IBM's Sequoia takes #Top500 supercomputer top spot

An IBM supercomputer installed at a U.S. laboratory has achieved the top speed rating in the world, ending Japan's one-year reign atop a ranking that is considered crucial for scientific research and national defense. IBM's Blue Gene/Q design took four of the top 10 spots in the latest Top500 list.

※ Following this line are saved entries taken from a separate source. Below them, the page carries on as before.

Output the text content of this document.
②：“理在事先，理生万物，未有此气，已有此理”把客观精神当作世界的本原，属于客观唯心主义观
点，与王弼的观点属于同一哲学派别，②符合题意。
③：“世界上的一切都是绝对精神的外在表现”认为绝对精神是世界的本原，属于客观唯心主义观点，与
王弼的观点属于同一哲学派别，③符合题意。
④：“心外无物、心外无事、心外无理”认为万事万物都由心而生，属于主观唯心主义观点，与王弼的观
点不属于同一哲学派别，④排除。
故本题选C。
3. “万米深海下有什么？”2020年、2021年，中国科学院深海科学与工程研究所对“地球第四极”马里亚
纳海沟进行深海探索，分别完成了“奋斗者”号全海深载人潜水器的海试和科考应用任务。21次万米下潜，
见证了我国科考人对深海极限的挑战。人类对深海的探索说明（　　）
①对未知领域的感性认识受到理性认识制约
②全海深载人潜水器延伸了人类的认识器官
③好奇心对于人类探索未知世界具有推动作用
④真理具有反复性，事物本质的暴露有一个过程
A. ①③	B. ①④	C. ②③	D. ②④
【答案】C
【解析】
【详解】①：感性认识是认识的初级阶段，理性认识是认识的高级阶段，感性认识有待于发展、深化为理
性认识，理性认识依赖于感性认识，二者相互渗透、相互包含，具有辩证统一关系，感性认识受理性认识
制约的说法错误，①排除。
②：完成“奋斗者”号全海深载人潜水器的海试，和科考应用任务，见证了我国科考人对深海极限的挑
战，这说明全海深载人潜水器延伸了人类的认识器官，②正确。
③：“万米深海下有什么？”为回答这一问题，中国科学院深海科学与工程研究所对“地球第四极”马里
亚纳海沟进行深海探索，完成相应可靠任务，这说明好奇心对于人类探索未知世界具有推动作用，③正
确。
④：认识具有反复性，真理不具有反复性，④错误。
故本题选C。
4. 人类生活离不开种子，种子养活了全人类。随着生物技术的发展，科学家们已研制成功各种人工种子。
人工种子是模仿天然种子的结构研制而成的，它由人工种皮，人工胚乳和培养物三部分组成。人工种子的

  1. Prof Dongarra told the BBC it was unlikely that another manufacturer would overtake IBM in the next year. "Sequoia is very impressive," he said.
  2. Using specialty accelerator chips works well for some chores, said Ambuj Goyal, general manager of development and manufacturing for IBM's Systems and Technology group. But a more general-purpose architecture like Sequoia provides greater flexibility to do more jobs without extensively rewriting software, he said. --  Wall Street Journal
  3. Infographic - IBM's Supercomputing Chops
    Infographic - IBM's Supercomputing Chops
  4. Sequoia was built by IBM, a company whose BlueGene/Q supercomputers are now resurgent. Back in November, the last time the Top500 list was published, there weren’t any BlueGene systems in the top 10. Today, there are four, including an 8.2 petaflop system at Argonne National Laboratory and others in Italy and Germany. -- Wired

  5. What the Analysts said

  6. "IBM has been building systems like this for decades, and has some of the most advanced R&D in this area," said Rob Enderle.
  7. "Hats off to IBM for its success. Not only did the company's homegrown Blue Gene/Q architecture take four of the top 10 spots, but its iDataPlex system, powered by the Intel Xeon, also took the No. 4 spot," Charles King of Pund-IT.
  8. "HPC [high-performance computing] technical servers, especially supercomputers, have been closely linked, not only to scientific advances but also to industrial innovation and economic competitiveness. For this reason, nations and regions across the world are increasing their investments in supercomputing, even in today's challenging economic conditions," Earl Joseph, program vice president for technical computing at IDC.